Ein weißer Tupfer – sieh, die Glöckchen,
sie heilten, sagt man, die Demenz;
man muss nur sorgsam kauen, wenn’s
schon blüht zwischen den Restschneeflöckchen.
Und hilft es nicht, so wird man spei’n –
ach ja, das wird der Frühling sein.

Nun will die Meise fröhlich singen,
sie ist zur Mittagszeit schon blau –
tät ich es so, ich faule Sau,
müsst ich von Loch zu Schlagloch springen.

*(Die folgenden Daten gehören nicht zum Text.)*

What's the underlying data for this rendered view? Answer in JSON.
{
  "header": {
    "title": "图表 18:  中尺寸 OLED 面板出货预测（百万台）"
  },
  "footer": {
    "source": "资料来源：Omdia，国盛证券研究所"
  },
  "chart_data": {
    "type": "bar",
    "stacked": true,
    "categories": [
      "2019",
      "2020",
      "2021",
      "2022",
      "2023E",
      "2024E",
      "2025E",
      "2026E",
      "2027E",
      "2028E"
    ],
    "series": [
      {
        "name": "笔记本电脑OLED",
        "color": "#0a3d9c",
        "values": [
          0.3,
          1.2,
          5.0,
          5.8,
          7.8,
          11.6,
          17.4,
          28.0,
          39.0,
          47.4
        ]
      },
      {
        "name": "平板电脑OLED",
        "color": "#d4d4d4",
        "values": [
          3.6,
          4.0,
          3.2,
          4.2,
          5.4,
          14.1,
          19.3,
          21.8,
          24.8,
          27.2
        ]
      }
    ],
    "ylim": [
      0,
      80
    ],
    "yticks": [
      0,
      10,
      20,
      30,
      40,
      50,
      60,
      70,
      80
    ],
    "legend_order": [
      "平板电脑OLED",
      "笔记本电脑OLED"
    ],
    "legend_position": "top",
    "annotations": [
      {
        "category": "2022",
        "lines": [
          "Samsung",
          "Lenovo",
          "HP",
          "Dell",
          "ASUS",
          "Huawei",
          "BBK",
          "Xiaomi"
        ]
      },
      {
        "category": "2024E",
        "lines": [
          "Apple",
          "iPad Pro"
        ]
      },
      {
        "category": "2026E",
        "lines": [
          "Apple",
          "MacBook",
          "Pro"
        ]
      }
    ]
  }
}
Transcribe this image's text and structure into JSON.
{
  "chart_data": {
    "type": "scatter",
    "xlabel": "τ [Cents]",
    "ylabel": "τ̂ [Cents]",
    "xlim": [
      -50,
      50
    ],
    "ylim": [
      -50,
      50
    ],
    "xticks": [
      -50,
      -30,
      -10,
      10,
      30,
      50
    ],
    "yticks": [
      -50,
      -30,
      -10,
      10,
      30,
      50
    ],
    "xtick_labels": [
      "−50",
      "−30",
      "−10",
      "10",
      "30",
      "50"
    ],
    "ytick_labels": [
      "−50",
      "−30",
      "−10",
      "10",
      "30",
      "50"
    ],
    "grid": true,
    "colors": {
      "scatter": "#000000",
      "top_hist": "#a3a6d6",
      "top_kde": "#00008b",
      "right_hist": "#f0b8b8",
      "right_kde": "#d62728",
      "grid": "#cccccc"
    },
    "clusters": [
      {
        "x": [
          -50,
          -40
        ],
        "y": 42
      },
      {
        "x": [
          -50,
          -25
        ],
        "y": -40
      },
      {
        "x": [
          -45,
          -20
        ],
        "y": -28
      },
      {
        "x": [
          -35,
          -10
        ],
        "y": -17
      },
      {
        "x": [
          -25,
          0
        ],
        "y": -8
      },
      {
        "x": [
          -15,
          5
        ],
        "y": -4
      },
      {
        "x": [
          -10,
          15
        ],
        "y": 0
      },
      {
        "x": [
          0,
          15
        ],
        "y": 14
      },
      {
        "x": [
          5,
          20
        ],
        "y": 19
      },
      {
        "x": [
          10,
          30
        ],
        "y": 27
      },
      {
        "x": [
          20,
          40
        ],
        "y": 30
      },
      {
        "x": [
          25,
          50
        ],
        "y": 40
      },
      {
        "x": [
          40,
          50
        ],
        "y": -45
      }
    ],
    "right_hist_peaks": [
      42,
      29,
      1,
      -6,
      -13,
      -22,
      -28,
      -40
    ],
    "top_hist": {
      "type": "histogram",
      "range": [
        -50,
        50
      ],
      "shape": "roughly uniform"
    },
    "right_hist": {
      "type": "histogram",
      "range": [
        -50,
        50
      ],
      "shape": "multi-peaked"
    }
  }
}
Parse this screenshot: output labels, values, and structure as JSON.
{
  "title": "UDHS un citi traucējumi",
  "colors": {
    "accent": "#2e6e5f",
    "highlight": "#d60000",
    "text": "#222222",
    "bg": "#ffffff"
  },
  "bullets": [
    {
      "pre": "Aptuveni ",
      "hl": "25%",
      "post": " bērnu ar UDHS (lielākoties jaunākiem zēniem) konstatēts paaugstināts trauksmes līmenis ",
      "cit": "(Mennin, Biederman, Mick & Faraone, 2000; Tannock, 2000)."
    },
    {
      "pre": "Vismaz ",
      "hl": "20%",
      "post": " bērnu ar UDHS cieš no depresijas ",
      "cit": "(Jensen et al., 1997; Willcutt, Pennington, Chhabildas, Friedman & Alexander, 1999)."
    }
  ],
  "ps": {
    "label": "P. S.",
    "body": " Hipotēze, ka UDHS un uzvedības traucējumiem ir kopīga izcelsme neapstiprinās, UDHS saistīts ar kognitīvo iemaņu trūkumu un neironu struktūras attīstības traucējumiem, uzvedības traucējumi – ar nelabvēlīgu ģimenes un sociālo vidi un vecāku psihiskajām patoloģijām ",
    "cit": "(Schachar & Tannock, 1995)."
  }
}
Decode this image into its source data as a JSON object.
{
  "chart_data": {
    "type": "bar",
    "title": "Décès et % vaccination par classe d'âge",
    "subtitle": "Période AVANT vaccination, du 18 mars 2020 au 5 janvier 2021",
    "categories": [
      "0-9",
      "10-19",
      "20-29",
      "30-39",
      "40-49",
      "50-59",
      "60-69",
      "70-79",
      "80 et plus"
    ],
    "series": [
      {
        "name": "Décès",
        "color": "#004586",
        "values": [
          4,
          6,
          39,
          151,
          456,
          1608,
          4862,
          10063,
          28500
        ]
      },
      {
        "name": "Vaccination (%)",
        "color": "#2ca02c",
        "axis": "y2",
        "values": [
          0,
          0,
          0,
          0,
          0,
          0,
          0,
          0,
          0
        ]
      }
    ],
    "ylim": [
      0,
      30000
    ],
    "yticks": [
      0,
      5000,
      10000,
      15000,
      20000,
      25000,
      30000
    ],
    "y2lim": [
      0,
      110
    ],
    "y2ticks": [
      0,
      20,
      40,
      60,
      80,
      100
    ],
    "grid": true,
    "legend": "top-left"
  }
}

Da freut sich selbst der Gallenstein!
Gewiss wird das der Frühling sein.

Am Bordstein stehen die Gestalten,
die bauchfrei, bunt und nylonprall
als optisch größter Unglücksfall
mit Turnschuh, Arsch- und Nabelfalten
beleidigen mein Äugelein.
Das muss – erraten! Frühling sein.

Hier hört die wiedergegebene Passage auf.